Sunday, May 20, 2007

"I told you forever
I love you forever
I told you I love you
I love you forever
You might have laughed if I told you
You might have hidden a frown
You might have succeeded in changing me
I might have been turned around
It's easier to leave than to be left behind
Leaving was never my proud..."


Here I am, on the eve of my graduation. I promised myself I wouldn't get worked up over this. "It's like a surfeit of good food and wine," I told myself. "You're full. You're satisfied. You're ready to push back from the table with a satisfied sigh."

And I am. I am ready. I know it, and William & Mary knows it. (Hence my leaving.)
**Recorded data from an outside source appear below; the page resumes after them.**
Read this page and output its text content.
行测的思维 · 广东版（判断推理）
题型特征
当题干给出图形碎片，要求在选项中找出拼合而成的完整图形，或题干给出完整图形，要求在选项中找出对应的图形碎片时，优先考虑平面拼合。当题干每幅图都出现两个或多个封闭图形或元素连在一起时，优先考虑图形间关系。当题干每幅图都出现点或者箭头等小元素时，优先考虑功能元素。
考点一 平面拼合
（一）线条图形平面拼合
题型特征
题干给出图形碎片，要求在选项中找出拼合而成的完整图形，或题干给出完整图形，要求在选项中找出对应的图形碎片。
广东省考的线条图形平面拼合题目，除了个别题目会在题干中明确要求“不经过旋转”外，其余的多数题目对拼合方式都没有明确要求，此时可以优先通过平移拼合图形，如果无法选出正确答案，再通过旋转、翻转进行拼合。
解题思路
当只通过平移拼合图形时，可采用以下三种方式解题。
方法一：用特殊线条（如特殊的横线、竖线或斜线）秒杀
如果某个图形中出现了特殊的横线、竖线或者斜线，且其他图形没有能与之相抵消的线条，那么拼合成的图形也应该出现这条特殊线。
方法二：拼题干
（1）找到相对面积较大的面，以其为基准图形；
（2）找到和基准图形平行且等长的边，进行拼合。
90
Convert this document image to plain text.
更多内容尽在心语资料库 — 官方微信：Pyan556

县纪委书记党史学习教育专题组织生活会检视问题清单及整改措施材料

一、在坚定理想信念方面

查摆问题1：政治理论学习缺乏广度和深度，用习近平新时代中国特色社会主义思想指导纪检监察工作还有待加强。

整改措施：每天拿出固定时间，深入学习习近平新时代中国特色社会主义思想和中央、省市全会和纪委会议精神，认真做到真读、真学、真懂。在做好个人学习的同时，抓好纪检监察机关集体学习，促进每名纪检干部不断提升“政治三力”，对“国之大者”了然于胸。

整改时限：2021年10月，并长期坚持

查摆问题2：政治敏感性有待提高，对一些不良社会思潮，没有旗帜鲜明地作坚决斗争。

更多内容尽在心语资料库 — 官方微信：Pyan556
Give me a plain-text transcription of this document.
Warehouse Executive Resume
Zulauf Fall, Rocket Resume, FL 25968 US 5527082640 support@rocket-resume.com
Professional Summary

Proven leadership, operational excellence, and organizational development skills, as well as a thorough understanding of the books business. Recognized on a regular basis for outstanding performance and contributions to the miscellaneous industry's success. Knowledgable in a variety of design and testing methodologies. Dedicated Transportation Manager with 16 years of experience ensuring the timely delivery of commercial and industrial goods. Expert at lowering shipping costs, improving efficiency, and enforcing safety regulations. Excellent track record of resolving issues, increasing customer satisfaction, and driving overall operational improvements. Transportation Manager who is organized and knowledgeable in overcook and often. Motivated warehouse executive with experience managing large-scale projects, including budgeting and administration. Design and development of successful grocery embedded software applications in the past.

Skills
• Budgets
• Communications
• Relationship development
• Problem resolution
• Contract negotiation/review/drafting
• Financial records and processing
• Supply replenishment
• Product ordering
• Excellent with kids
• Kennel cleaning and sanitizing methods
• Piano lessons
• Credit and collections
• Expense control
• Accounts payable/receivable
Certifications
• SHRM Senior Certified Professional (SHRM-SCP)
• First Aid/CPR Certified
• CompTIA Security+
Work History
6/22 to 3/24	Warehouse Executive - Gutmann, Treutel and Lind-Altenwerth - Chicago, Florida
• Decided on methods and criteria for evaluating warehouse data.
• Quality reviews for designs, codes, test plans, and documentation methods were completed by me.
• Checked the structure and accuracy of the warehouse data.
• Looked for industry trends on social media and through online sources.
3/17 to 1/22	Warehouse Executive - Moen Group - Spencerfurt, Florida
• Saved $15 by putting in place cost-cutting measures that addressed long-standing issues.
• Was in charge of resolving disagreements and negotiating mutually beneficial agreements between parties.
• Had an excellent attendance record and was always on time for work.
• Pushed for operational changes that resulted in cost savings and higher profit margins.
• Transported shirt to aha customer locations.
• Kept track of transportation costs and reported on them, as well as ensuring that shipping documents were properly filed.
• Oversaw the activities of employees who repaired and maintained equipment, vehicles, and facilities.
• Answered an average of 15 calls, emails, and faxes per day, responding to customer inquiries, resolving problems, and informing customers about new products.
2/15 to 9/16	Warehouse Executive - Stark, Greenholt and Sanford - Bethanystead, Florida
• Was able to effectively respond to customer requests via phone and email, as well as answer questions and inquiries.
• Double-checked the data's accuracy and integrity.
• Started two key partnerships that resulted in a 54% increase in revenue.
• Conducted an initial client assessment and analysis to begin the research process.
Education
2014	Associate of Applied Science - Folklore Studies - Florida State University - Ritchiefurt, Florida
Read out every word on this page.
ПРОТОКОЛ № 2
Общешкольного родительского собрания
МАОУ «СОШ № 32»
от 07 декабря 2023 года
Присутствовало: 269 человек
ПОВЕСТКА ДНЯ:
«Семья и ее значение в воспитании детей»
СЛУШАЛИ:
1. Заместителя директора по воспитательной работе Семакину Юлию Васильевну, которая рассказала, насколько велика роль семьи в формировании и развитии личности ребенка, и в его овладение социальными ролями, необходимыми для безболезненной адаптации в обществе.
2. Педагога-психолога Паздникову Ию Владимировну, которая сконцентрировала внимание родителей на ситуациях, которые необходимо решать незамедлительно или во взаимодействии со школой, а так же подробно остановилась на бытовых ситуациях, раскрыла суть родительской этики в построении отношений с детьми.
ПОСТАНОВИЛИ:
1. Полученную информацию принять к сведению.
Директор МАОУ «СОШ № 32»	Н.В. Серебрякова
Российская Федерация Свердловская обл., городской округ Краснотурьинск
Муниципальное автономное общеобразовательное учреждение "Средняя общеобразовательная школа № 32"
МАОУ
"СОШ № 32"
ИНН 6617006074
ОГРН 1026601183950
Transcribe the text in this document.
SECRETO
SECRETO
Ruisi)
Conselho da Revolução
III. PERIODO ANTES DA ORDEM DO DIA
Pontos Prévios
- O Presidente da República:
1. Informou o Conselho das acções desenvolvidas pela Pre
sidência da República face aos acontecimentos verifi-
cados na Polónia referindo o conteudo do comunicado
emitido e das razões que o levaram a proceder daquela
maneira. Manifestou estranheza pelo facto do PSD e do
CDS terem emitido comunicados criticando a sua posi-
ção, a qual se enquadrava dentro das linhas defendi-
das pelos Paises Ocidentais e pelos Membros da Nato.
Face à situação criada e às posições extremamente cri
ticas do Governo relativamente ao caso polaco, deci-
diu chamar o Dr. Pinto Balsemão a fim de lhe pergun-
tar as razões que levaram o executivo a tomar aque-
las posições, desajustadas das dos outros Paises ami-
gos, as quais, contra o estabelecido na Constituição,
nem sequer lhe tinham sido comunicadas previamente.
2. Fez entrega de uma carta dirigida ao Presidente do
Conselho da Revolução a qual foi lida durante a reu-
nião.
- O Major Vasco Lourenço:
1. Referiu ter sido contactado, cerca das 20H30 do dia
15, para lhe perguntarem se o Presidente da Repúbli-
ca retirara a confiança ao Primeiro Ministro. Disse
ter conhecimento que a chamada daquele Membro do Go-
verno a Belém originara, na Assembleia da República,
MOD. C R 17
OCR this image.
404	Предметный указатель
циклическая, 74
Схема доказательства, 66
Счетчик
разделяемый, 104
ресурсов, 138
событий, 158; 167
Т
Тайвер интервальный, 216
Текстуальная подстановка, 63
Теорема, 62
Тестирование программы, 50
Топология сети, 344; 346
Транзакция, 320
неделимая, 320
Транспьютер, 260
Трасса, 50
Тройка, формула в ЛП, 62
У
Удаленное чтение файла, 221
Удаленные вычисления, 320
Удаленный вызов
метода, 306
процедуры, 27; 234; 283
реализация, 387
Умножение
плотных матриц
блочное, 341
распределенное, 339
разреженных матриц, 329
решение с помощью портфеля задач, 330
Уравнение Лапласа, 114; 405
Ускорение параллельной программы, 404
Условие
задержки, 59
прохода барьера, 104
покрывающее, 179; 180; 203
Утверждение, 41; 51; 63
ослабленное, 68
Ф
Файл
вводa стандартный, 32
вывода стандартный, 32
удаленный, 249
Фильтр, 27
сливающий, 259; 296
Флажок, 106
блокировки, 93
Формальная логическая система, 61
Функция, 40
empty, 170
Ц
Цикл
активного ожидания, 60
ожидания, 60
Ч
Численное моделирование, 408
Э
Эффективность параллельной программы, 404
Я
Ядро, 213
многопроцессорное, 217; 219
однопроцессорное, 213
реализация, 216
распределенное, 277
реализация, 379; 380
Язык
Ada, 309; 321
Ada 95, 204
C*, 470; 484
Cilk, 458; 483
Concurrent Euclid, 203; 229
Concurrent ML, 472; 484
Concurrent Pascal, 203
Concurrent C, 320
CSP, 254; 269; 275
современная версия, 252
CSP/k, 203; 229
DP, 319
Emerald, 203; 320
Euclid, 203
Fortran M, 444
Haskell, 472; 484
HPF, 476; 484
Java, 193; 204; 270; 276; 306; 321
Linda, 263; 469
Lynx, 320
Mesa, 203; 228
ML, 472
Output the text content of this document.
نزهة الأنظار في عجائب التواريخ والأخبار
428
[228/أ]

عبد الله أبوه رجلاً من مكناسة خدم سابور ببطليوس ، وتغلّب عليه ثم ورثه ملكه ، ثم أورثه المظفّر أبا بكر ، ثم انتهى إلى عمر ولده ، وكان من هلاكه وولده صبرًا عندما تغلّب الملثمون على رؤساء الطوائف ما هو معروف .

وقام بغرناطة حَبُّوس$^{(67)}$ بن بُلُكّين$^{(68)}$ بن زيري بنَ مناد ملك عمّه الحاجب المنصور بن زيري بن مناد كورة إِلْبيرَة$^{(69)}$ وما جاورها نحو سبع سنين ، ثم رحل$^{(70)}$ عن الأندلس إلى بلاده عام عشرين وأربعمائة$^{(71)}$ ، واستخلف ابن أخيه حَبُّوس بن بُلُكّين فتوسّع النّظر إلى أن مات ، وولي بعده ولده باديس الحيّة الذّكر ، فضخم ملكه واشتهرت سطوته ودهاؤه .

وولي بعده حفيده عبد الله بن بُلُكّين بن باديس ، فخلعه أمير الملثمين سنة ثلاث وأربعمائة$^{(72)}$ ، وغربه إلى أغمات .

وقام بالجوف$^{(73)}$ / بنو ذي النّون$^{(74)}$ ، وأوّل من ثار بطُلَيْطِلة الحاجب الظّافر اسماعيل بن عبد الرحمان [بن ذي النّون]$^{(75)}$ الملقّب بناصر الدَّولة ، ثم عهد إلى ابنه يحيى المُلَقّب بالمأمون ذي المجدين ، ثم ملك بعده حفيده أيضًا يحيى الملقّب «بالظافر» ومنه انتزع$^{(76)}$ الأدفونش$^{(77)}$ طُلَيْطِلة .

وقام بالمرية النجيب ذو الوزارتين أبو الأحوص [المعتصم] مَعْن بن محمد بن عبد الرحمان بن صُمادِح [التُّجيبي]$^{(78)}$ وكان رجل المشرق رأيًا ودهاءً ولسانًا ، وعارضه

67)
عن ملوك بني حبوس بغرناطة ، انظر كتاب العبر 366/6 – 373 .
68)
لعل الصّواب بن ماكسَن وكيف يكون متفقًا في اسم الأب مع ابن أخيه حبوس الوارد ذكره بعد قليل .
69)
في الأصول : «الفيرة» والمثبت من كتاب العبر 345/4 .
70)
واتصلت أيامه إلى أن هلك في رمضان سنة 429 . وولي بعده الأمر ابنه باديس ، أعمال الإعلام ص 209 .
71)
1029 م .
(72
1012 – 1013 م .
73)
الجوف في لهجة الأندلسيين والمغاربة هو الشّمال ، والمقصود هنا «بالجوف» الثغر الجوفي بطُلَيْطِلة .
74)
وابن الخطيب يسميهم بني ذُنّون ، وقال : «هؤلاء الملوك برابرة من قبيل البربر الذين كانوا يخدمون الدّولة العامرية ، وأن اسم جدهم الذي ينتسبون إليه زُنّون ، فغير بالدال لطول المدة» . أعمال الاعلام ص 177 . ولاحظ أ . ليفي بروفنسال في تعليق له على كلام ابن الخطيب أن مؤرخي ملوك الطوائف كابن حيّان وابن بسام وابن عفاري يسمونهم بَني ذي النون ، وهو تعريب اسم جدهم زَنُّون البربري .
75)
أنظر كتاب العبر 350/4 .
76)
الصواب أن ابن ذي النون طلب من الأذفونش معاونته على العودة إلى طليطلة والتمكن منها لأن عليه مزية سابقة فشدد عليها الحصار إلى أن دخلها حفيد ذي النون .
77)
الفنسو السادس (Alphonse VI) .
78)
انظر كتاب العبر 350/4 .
But tonight, in the midst of a bunch of inside jokes that only a student of this college who has laughed, cried, sweated, and bled through four years of their life here can get, the professor addressing us at the candlelit ceremony said something serious. He said (and I paraphrase), "You're coming to a point in your life where experience fades into memory, where some friendships leave off. You have to come to terms with the fact that only a few of the folks you knew here will continue the journey with you."

And it hit me all at once that some of those friendships, those connections that I treasure as individual gems, have already ended without me even getting to say goodbye. Sure, I'll see some people when I come back next year to visit, but we're kidding ourselves if we think it's going to be the same. There is a gap that presents itself after every leaving. I've left home and felt the lack too keenly to think differently.

And on the heels of that came the thought that, in thirty years, the people that have been left behind from this crucible of change will be a photograph in my memory through the colored lens of time. Maybe I'll see their faces in a picture I took my freshman year and feel a twinge, the re-awakening of some long-forgotten feeling, the same feeling I get when I flip through a middle school yearbook and see a picture of friends I used to know and people I used to love. And, like now, I doubt I'll feel any real pain over it.

They say some things seem easier in retrospect. Right now it feels like the corollary is that they seem more painful in advance.